„(D)ie Suche nach Jesus ist unweigerlich von dem jeweiligen Menschen geprägt, der sie unternimmt“
schrieb der amerikanische Journalist Philip Yancey. In diesem einen Satz drückt er das Wesen der Mystik aus. Mystik ist persönliche Erfahrung. Wie sich die Suche nach Gott in ihrem Leben niederschlug, wird an den Biographien dieser vier modernen Mystikerinnen anschaulich:
Dag Hammarskjöld
„Erst im Menschen hat die schöpferische Entwicklung den Punkt erreicht, wo die Wirklichkeit sich selbst begegnet in Urteil und Wahl.“ Wer der Mensch ist und was er im Schlechtes wie Gutes hervorbringt, wusste kaum jemand besser zu beurteilen, als der schwedische UNO-Generalsekretär Dag Hammarskjöld. Er stammte aus einer adligen, lutherisch geprägten Familie, deren Mitglieder im Staatsdienst oder als Diplomaten tätig waren. So auch Dag. Hammarskjöld starb 1961 während eines Flugzeugabsturzes, dessen Umstände nie vollständig geklärt wurden. Einen Freund bat er, falls er stürbe, eine Sammlung persönlicher Schriften herauszugeben. Dieser Herausgabe wurde mit großem Interesse entgegengesehen, erwartete man in ihnen Einsichten über die politische Weltlage aus erster Hand.
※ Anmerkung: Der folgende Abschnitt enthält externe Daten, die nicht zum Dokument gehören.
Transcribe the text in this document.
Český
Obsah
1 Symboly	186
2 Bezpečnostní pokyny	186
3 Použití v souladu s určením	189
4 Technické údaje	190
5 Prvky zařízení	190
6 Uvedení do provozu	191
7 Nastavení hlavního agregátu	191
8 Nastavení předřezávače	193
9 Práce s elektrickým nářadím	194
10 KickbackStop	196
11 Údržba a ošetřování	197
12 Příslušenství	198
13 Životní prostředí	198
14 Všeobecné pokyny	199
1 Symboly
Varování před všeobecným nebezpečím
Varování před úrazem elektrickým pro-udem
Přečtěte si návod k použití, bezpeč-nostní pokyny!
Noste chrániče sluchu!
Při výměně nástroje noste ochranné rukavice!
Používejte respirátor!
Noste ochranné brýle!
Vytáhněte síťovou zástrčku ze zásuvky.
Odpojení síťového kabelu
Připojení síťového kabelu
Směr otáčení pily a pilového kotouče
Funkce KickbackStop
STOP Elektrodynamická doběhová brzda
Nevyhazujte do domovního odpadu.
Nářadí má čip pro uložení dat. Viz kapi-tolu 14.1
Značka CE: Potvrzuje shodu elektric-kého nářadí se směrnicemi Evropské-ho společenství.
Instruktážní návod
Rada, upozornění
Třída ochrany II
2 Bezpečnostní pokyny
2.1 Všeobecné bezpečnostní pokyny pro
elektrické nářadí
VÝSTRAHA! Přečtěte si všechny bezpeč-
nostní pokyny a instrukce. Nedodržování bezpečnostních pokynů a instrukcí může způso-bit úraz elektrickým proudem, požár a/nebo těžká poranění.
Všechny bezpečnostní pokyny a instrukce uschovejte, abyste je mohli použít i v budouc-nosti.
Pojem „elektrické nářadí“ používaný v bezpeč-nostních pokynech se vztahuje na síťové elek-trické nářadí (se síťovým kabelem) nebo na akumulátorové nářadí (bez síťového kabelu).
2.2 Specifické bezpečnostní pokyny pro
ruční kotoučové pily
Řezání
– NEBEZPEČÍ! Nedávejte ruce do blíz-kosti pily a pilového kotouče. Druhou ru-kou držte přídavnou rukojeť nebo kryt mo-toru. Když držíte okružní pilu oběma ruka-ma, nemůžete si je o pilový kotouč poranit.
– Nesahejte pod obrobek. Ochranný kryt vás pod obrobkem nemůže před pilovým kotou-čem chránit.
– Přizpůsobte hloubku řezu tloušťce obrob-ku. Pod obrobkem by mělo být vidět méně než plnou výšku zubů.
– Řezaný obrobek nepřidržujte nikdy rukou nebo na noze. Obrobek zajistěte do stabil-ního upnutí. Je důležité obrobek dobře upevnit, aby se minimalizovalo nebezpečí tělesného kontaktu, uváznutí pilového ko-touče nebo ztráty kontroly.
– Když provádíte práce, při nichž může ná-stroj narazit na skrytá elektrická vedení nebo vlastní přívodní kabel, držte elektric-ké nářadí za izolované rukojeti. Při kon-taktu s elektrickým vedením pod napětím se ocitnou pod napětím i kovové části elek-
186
Tatsächlich aber handelte es sich um Aufzeichnungen und Gedichte von großer christlicher Eindringlichkeit. Das „Weißbuch meiner Verhandlungen mit mir und mit Gott“, so Hammarskjöld. „Zeichen am Weg“ ist ein Lebensbuch, ein Klassiker der modernen mystischen Literatur.
Thomas Merton
Anders als Dag Hammarskjölds Leben verlief das des 10 Jahre jüngeren Thomas Merton zunächst recht turbulent. Er wurde in Frankreich als Sohn einer Amerikanerin und eines Neuseeländers geboren. Seine Mutter verstarb früh und durch das unstete Leben seines Vaters verbrachte Merton seine Kindheit an verschiedenen Orten. Eine besondere Beziehung hatte er zu seinem Großvater. Religiöse Neigungen verspürte er keine. Er verstand sich eher als Atheist. Als sein Großvater 1936 starb, warf ihn dies in eine Krise. Er begann sich für Katholizismus und Kontemplation zu öffnen. Schließlich trat er dem Trappistenorden bei. Immer arbeitete er schriftstellerisch. Seine Bücher, insbesondere „Keiner ist eine Insel“ und die Autobiographie „Der Berg der sieben Stufen“ zählen wie die „Zeichen am Weg“ zu den Klassiker. „Ein Leben ohne Erschütterung kann hoffnungsloser sein als eines, das ständig am Rand der Verzweiflung steht“, schreibt Merton in seiner Autobiographie. Es ist die Erfahrung eines Menschen, der beides kennt, Erschütterung und Hoffnung.
Edith Stein
Die Karmeliterin Teresia Benedicta a Cruce, geboren als Edith Stein ist eine tragische Zeugin der tiefen Gottferne von Nationalismus und Diktatur. Edith Stein kam 1891 in Breslau zur Welt. Ursprünglich orthodoxe Jüdin, kam sie im Laufe des Lebens, insbesondere durch die Lektüre der Autobiographie Teresa von Avilas zum Christentum. Schließlich wurde sie Nonne. Hochgebildet arbeitete sie als Dozentin und Schriftstellerin. „Wer die Wahrheit sucht, der sucht Gott, ob es ihm klar ist oder nicht“, fasste sie ihren philosophischen und spirituellen Weg zusammen. Zum tödlichen Verhängnis wurde ihr das Nazi-Regime. Als geborene Jüdin wurde sie deportiert und 1942 im KZ Birkenau ermordet. Sie muss ihr Ende bereits vorhergesehen haben. Sie betete schon lange für die Rettung beider Völker, die sie in sich trug: Für das jüdische, dem sie entstammte und das deutsche, das ihr das Leben nahm.
Madeleine Delbrel
„Gott ist tot – es lebe der Tod!“ schrieb die Französin Madeleine Delbrel enthusiastisch über einen ihrer Texte. In ihrer Jugend hielt sie Glauben und Gott für gescheitert. Vielleicht durch die tragische Liebesgeschichte zu einem jungen Mann, der sich entschloss, statt sie zu heiraten Novize zu werden, begann sie ihren Atheismus in Frage zu stellen und sich zu wandeln. Sie erwog selbst, Nonne zu werden, entschied sich aber als Sozialpädagogin unter entkirchlichten und von existenzieller Not betroffenen Arbeitern zu leben. Auch als Schriftstellerin war sie tätig. Mit der Sammlung „Gebet in einem weltlichen Leben“ schuf sie eine einzigartige Brücke zwischen mystischer Einkehr mitten in einem dröhnenden, von Spiritualität und Tiefe fernen Alltag.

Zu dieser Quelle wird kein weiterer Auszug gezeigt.